The headline on Democratic strategist Paul Begala’s recent Newsweek essay dodged subtlety: “The Stupid Party.”
“Republicans used to admire intelligence. But now they’re dumbing themselves down,” was the subhead.
Democrats couldn’t agree more. And quietly, many Republicans share the sentiment. They just can’t seem to stop themselves.
Republicans aren’t really stupid, of course, and Begala acknowledges this. But, as he also pointed out, the conservative brain trust once led by William F. Buckley has been supplanted by talk radio hosts who love to quote Buckley (and boast of his friendship) but who do not share the man’s pedigree or his nimble mind. Moreover, where Buckley tried to rid the GOP of fringe elements, notably the John Birch Society, today’s conservatives have let them back in. The 2010 Conservative Political Action Conference was co-sponsored by the Birchers.
Meanwhile, the big tent fashioned by Ronald Reagan has become bilious with the hot air of religious fervor. No one was more devout than the very-Catholic Buckley, but you didn’t see him convening revivals in the public square.
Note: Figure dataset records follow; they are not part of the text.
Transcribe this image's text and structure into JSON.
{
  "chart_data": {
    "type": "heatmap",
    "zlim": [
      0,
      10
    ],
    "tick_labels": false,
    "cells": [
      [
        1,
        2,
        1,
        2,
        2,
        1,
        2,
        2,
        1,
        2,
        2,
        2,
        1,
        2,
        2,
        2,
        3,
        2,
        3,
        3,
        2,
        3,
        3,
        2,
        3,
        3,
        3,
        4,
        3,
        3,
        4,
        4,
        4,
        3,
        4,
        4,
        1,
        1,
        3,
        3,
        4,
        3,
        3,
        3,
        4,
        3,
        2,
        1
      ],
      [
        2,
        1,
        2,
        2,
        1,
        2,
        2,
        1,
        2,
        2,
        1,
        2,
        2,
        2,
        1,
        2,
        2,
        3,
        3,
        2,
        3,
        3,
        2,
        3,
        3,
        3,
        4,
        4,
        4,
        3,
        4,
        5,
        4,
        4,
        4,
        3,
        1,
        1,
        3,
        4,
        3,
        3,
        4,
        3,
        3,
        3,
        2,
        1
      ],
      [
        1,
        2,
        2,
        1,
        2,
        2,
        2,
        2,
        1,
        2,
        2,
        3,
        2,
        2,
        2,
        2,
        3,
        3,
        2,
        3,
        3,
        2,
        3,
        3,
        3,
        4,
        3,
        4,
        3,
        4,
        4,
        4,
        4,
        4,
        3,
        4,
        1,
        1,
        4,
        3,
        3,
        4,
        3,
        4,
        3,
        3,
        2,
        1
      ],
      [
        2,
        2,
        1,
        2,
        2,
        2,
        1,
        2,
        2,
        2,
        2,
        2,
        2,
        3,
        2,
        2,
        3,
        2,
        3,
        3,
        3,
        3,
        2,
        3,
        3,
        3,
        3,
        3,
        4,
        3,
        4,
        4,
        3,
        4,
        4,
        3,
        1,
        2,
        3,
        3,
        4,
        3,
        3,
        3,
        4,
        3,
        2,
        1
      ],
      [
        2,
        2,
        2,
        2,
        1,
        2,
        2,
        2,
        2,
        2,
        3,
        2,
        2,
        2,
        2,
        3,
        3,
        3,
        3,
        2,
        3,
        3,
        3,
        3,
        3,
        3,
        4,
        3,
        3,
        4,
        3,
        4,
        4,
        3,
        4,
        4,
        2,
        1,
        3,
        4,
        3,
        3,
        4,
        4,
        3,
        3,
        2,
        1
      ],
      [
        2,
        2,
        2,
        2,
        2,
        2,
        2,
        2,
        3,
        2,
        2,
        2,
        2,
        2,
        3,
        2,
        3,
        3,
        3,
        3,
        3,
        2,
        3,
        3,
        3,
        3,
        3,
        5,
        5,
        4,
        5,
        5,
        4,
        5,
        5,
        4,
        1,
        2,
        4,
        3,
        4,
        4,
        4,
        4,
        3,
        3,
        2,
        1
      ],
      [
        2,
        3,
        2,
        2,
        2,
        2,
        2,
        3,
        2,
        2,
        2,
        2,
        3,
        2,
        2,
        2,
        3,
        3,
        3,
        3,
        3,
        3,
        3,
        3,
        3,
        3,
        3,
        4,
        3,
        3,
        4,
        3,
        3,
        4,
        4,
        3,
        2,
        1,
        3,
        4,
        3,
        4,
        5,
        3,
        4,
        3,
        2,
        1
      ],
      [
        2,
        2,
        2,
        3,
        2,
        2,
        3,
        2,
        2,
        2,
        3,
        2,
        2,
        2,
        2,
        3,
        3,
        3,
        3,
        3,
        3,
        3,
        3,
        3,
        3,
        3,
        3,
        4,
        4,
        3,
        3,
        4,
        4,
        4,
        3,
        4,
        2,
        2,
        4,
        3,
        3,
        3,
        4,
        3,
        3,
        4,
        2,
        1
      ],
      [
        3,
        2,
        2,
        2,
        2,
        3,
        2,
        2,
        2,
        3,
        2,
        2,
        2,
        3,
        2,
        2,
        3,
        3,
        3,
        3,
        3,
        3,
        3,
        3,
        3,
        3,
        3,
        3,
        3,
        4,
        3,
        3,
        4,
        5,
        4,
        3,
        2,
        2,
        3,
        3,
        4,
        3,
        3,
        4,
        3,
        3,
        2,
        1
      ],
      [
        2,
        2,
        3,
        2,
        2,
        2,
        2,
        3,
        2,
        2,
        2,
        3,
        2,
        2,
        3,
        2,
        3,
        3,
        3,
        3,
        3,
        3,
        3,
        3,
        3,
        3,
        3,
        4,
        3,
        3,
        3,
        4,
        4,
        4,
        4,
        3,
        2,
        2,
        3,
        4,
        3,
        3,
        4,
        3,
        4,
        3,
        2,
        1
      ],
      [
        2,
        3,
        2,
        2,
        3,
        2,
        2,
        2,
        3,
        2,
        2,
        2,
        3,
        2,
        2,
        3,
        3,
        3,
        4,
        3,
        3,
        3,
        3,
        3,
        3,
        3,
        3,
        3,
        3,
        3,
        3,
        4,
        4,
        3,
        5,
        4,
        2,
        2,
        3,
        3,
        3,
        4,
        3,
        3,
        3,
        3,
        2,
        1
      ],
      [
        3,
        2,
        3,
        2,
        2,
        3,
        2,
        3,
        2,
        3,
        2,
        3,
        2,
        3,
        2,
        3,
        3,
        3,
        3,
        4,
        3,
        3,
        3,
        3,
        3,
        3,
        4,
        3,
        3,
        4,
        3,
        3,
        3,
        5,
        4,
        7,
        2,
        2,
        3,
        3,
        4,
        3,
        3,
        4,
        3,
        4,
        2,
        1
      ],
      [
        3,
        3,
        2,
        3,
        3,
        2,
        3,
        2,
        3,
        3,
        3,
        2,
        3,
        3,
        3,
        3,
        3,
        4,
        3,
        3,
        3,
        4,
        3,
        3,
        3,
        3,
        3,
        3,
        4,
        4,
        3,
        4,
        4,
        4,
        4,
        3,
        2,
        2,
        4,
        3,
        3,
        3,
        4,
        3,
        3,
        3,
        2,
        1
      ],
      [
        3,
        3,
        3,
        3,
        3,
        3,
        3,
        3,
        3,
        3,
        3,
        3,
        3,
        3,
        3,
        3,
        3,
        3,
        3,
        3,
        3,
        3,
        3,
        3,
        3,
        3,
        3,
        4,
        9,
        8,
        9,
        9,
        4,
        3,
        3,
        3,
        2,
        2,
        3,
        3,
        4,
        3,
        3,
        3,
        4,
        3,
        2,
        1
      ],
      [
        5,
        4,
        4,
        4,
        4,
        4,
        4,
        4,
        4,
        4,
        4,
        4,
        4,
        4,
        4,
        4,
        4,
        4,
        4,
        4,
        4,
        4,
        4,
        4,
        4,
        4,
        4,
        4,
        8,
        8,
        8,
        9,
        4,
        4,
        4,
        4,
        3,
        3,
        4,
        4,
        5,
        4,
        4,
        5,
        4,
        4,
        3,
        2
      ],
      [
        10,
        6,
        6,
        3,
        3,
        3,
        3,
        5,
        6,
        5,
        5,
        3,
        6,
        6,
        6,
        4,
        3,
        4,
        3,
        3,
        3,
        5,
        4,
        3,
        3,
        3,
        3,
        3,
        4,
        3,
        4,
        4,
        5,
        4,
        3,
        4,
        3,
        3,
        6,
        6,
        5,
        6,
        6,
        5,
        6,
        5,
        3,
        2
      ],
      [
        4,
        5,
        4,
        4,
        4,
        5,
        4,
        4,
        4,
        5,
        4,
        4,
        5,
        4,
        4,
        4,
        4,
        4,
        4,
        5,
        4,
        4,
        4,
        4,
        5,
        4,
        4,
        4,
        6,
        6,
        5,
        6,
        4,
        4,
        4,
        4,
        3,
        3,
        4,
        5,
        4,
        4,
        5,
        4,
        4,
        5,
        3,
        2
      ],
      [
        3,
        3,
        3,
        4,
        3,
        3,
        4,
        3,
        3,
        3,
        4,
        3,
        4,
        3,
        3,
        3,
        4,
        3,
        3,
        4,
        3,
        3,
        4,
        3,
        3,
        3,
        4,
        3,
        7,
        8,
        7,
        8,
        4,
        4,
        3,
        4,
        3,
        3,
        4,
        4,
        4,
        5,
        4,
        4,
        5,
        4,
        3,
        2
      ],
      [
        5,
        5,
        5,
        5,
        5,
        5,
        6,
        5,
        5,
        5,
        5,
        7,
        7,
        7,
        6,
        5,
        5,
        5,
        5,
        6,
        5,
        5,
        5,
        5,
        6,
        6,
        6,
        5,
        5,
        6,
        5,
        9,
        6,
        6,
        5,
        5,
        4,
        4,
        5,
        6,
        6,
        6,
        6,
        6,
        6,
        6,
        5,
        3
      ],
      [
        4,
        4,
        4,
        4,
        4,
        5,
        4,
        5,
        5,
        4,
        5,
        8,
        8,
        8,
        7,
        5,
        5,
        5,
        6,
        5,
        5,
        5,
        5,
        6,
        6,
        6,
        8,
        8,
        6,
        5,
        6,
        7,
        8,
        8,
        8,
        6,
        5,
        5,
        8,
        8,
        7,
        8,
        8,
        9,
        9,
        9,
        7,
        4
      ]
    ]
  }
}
Nor is it likely he would have embraced fundamentalist views that increasingly have forced the party into a corner where science and religion can’t coexist.
Scientific skepticism, the engine that propels intellectual inquiry, has morphed into skepticism of science fueled by religious certitude. In this strange world, it is heresy to express concern about, for example, climate change — or even to suggest that human behavior may be a contributing factor. Jon Huntsman committed blasphemy when he told ABC’s Jake Tapper that he trusts scientists on global warming.
What Huntsman next said, though refreshing and true, ensured that his poll numbers would remain in the basement: “When we take a position that isn’t willing to embrace evolution, when we take a position that basically runs counter to what 98 of 100 climate scientists have said, what the National Academy of Sciences has said about what is causing climate change and man’s contribution to it, I think we find ourselves on the wrong side of science and, therefore, in a losing position.”
Of course, plenty of Republicans agree with this appraisal, including other presidential candidates. They understand that the challenge is to figure out to what extent humans contribute and what humans can reasonably do without bankrupting the planet.
Nevertheless, the Republican base requires that candidates tack away from science toward the theistic position — only God controls climate. More to the point, Rush Limbaugh says that climate change is a hoax and so it must be. Huntsman may as well be a Democrat.
It takes courage to swim against the tide of know-nothingness that has become de rigueur among the anti-elite, anti-intellectual Republican base. Call it the Palinization of the GOP, in which the least informed earns the loudest applause. The latest to this spectacle is Herman Cain, who has figured out how to turn his liabilities into assets. After fumbling for an answer during an editorial board meeting to a simple question about his position on Libya, a lead news item since February, Cain blamed — who else? — the media.
The problem wasn’t that he had no idea. The problem, he said, was that he likes to think before he speaks. Besides, there are so many countries out there.
“Who knows every detail of every country on the planet?” he asked a crowd in Nashua, N.H., a few days later. “The people that get on the Cain train, they don’t get off because of that crap.”
It’s safe to say that nobody knows every detail of every country, but Libya isn’t just any country and the United States did not play a minor role in helping Libyans liberate themselves from the 40-year tyranny of Moammar Gaddafi. But Cain is banking on the hope that GOP contempt for smarty-pants, gotcha journalists will outweigh concerns that he may be out of his league.
He may be right. Despite his difficulties, Cain is still polling in the top tier, just behind Mitt Romney and Newt Gingrich. Even so, there are signs that the GOP is recognizing its weaknesses and is ready to play smarter. To wit: The sudden surge of Gingrich, who, whatever his flaws and despite the weight of his considerable baggage, is no intellectual slouch. Whether he can pull off a victory in Iowa remains to be seen, but a populist professor — a bombastic smarty-pants Republicans can call their own — may be just the ticket.